Question

Define the pharmacodynamic interactions additive, synergistic, agonist and antagonist

Describe factors which affect drug absorption in relation to organ function

Which electrolyte imbalance is a patient taking furosemide (Lasix), a loop diuretic, most at risk of developing?

Answer 1

1. When two or more drugs given simultaneously or immediately after one, they affect the effect of one another, either they may exhibit synergism or antagonism. The interactions may be at pharmacodyanmic level or pharmacokinetic level. Pharmacodynamic is the study of drug's action, mechanism of action, adverse effect, interaction or contraindications, whereas, pharmacokinetic is the study of drug's absorption, distrubution, metabolism and elimination.

When the action of drug is increased by another drug, it is said to be synergistic effect. If one drugs is inactive, but increases the action of other drug, is said to be the synergism. When both drugs with action on same directio, increases the effect of each other, this type of synergism is said to be additive.

If both the drugs have action on the same direction, and if they are given simultaneously, the enhance in the action is said to be additive effect. For example, if aspirin and paracetamol are given for their analgesic and antipyretic effect, the effect produced by both drug is added.

Antagonism: when one drug is given with other drugs and the action of other drug is decreased or abolished, this effect is said to be antagonism.

Action of drug A + B < Action of A + Action of B

Generally in the antagonistic pair, one drug is inactive and it only decreases the action of other drug.

The antagonism may be:

• Physical antagonism: e.g. charcoal absorbs alkaloids, and hence reduce the alkaloid poisoning.
• Chemical antagonism: e.g. KMnO4 oxidizes alkaloids, and hence used as gastric lavage in alkaloid poisoning.
• Physiological antagonism: e.g. Insulin and glucagon on blood glucose level.
• Receptor antagonism: e.g. Acetylcholine and atropine for cholinergic receptors.

Agonist: These are the agents that activates the receptors and produces action similar to that of the physiological signal molecule. For example, Adrenaline binds to the beta adrenergic receptors and produced the effects similar to that occurs after the stimulation of beta receptors.

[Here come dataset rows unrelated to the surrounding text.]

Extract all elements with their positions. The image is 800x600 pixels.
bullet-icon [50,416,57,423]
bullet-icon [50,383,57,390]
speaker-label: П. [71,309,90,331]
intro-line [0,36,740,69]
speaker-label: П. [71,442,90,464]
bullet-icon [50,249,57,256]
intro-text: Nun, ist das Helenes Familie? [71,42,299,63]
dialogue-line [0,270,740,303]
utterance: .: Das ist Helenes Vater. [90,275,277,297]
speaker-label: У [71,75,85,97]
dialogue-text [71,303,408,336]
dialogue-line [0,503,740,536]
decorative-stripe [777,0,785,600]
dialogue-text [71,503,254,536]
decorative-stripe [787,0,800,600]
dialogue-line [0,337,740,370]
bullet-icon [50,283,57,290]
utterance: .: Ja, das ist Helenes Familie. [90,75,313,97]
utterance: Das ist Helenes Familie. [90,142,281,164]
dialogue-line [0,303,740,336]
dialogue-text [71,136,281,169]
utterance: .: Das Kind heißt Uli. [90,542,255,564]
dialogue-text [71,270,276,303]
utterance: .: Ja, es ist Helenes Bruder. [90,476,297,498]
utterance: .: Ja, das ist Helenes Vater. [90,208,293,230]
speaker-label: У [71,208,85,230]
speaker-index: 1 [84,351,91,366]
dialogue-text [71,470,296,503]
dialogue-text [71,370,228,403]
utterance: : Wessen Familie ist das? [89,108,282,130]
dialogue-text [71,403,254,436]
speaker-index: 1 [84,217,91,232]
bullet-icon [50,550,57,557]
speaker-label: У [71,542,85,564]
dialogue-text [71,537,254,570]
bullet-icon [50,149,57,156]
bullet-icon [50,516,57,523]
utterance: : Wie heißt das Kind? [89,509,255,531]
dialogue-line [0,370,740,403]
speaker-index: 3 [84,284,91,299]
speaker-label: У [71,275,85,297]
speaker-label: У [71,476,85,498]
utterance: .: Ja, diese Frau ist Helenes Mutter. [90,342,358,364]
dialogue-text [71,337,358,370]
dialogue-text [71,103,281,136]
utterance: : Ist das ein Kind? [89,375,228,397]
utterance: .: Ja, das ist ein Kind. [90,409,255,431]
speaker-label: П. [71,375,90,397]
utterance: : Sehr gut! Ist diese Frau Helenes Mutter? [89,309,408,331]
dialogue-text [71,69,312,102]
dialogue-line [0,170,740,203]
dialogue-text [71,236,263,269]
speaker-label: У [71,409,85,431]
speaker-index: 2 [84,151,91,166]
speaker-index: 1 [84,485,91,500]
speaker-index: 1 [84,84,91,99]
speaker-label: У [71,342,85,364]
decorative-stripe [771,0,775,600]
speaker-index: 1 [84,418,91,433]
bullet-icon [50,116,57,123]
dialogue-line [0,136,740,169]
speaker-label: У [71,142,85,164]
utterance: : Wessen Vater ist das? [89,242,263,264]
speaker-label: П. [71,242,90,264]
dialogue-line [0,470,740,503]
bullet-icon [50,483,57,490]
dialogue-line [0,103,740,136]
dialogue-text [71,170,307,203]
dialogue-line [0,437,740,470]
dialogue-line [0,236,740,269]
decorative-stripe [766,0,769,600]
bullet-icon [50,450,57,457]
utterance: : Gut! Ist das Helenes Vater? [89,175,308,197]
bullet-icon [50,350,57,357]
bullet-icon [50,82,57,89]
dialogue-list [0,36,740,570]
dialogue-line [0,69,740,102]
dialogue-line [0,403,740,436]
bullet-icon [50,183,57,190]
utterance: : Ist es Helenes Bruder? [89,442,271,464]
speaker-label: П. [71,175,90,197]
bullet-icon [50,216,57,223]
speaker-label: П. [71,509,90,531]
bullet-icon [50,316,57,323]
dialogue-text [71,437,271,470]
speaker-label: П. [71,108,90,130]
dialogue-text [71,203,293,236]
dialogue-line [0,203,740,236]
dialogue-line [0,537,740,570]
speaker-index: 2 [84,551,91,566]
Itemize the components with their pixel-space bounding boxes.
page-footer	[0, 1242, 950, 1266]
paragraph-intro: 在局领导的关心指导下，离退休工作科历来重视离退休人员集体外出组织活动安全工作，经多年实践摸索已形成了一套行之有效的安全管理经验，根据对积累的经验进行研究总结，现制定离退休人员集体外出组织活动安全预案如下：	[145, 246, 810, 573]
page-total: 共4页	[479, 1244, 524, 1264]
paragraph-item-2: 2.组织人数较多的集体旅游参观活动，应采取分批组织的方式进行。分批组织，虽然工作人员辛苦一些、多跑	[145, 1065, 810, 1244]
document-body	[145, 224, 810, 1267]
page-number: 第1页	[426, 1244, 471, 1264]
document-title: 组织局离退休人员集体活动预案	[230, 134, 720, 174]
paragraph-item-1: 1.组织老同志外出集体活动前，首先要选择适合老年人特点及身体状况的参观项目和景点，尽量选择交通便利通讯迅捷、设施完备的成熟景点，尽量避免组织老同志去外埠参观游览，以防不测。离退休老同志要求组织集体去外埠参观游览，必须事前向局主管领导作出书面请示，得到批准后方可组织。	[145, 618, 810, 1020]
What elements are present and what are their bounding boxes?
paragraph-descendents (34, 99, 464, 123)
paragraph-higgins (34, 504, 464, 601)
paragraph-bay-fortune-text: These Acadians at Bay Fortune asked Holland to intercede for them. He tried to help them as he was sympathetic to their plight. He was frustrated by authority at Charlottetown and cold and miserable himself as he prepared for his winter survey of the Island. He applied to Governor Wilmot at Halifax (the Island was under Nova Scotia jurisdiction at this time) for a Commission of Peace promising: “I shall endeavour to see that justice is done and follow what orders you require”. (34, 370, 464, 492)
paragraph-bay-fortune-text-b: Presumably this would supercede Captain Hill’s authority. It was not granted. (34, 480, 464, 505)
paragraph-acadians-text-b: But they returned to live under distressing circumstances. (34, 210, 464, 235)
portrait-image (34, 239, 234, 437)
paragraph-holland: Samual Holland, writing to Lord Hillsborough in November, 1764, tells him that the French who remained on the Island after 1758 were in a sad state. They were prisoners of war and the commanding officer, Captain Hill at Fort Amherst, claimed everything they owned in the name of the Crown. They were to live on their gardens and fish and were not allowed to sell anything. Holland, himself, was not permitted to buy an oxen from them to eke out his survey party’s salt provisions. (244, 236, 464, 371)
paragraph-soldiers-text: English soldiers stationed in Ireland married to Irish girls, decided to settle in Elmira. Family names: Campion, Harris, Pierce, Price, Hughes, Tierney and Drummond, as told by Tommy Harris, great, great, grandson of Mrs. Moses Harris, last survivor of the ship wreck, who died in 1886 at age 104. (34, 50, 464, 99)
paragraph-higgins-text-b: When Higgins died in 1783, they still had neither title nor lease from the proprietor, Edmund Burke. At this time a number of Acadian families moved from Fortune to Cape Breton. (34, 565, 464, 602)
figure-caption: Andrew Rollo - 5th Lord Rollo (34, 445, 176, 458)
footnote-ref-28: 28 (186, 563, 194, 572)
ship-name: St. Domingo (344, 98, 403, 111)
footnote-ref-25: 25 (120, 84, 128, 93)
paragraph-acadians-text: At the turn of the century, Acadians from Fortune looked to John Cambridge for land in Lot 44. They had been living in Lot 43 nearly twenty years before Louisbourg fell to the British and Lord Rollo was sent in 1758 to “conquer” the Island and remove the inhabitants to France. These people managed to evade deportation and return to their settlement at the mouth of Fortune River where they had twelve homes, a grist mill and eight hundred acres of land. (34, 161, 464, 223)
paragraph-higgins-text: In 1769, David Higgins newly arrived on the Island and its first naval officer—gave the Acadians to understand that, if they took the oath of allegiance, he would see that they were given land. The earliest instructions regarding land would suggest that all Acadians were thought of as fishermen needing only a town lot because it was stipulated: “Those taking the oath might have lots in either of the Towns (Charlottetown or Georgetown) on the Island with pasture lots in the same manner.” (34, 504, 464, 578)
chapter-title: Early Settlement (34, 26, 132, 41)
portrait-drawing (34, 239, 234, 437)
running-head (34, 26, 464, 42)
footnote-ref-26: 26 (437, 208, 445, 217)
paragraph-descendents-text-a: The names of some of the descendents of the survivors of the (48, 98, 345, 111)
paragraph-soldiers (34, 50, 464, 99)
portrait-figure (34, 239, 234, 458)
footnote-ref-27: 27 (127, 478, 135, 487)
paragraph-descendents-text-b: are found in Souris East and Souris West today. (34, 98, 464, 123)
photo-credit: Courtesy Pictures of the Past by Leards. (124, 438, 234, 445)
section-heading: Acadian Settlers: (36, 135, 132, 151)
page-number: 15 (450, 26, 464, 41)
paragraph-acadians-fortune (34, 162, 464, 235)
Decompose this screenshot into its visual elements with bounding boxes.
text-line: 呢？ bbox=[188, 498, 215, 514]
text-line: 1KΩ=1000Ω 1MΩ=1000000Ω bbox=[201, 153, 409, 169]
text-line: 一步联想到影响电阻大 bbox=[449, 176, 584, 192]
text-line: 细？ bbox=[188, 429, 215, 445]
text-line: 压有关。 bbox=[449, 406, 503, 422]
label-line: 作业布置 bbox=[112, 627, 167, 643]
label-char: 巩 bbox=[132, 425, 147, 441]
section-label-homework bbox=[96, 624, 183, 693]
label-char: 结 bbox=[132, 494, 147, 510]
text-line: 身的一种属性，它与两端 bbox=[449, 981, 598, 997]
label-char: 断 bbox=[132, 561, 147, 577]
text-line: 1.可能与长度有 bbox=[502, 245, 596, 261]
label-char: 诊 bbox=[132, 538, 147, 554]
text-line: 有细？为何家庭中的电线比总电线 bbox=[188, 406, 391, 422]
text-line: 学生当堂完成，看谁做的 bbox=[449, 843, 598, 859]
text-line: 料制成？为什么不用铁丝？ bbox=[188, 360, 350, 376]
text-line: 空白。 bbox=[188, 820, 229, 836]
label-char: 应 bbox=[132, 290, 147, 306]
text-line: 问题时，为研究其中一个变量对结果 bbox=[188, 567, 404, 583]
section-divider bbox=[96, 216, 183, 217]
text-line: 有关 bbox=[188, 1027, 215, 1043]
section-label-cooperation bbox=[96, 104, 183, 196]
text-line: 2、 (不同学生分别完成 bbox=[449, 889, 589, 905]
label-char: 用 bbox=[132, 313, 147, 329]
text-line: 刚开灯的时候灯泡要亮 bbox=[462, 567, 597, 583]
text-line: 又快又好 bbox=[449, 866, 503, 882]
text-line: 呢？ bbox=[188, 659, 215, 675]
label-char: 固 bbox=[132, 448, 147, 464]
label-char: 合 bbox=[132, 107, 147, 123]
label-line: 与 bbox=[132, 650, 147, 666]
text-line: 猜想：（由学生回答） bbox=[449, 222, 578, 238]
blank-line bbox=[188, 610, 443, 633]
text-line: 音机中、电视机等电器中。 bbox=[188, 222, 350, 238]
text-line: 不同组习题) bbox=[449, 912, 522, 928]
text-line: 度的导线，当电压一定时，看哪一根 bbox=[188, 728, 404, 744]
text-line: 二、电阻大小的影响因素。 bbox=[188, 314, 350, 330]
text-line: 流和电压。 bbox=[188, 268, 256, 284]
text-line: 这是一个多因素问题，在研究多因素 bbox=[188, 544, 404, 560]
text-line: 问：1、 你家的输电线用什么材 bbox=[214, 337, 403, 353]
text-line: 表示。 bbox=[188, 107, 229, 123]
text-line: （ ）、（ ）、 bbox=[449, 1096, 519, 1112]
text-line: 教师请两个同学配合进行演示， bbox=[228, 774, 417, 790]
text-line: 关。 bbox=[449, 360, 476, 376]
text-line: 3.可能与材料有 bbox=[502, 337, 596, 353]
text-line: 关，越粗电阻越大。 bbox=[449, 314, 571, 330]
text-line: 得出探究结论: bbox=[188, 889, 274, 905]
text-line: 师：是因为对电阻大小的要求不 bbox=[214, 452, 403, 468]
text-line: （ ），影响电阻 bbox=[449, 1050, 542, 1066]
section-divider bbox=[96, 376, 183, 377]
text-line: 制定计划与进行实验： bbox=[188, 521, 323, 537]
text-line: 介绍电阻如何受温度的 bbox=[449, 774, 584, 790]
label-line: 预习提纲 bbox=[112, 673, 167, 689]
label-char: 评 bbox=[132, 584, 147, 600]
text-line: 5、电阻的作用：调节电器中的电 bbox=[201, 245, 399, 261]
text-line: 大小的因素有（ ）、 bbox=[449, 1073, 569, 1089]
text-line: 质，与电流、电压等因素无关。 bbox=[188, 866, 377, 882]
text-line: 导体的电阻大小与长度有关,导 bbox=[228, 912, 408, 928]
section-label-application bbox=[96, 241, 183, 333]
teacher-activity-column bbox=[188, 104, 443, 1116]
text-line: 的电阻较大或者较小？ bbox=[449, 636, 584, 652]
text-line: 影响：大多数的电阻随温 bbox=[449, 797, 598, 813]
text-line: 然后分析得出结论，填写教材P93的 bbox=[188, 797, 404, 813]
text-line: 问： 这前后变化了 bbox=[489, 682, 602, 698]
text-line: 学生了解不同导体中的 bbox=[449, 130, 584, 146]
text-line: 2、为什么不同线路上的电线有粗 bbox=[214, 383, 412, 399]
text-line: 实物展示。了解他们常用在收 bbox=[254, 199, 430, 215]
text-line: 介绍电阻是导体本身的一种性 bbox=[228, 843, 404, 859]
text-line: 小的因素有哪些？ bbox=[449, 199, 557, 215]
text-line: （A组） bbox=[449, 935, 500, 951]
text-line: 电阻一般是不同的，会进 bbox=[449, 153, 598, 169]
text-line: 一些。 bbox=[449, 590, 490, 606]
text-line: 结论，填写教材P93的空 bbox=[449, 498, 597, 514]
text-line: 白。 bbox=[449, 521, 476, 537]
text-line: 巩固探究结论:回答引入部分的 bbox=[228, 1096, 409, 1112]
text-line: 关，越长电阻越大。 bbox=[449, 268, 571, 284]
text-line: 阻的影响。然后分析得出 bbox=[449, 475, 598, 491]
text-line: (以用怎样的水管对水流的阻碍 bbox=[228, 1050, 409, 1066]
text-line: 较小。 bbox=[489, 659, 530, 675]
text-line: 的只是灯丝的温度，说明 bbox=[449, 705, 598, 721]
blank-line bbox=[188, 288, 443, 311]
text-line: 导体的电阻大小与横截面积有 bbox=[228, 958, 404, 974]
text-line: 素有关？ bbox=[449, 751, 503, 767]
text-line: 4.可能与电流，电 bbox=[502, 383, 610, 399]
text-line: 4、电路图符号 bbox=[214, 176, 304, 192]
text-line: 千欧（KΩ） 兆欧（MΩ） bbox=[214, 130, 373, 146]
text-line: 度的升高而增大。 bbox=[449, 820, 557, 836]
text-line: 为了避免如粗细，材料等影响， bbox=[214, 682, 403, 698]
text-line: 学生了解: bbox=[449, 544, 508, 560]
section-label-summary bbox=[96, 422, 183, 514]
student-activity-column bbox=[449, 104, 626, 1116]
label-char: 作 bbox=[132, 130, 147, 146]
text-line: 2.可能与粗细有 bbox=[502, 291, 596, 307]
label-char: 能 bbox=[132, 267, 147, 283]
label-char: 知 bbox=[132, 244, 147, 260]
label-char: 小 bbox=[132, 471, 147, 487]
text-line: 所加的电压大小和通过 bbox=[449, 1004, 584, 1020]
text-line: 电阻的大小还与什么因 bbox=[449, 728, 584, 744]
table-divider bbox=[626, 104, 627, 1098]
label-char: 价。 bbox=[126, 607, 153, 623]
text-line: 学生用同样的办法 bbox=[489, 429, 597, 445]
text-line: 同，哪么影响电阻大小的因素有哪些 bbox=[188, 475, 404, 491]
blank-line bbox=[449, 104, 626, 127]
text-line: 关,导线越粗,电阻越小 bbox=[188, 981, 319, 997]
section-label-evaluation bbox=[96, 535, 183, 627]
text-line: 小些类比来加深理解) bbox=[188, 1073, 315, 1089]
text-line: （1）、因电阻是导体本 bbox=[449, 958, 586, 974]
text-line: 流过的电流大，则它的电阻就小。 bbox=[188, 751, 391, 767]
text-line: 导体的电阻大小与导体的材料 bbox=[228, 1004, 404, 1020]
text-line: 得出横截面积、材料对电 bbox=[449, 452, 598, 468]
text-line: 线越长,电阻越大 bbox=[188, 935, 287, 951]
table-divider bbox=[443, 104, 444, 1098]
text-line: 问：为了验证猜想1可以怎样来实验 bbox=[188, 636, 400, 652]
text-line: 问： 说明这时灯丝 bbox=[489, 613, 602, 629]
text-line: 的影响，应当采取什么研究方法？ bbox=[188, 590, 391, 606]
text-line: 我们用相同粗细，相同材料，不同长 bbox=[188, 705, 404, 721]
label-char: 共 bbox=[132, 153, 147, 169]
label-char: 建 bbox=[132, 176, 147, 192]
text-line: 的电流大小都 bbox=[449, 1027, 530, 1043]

2. Absorption is the process of the movement of the drug molecule from the site of its administration into the systemic circulation. There are number of factors that affect the abosoption of any molecule. Those factors are:

Aqueous solubility: Drugs that are in solid state must be disolved in the aqueous phase before they get absorb. Water soluble drugs absorbs faster than solid drugs or oil soluble drugs.

Concentration: The diffusion of drugs also depends on the concentration gradient, higher the concentration higher the absorption.

Surface area of abosoption: If the surface area is more, the rate of absorption is also high.

Vascularity of the absobing surface: Higher the vascularity in the absorbing surface, the amount of absorption also high.

Route of administration: the different route of administrations also have different property and varying rate of absorption.

3. Furosemide (Lasix): It is a high celing (loop) diurectic, and it is an inhibitor or Na⁺-K⁺-2Cl¯ Cotransport. Its main site of action is thick ascending loop of Henle, where it inhibits the absoption of sodium, potassium and clorine by inhibiting Na⁺-K⁺-2Cl¯ Cotransporter. Hence it increases the elimination of sodium and potassium. It also increases the elimination of HCO₃^- ion due to its weak carbonic anhydrase inhibitory action. The elimination of potassium by furosemide makes it at high risk. Because it causes the hypokalemia and produces the symptoms caused due to hypokalemia like fatigue, muscular damage, muscle spasm constipation, arrhythmia, palpitation etc.

Therefore, loss of potassium (hypokalemia) after administration of furosemide develop risks.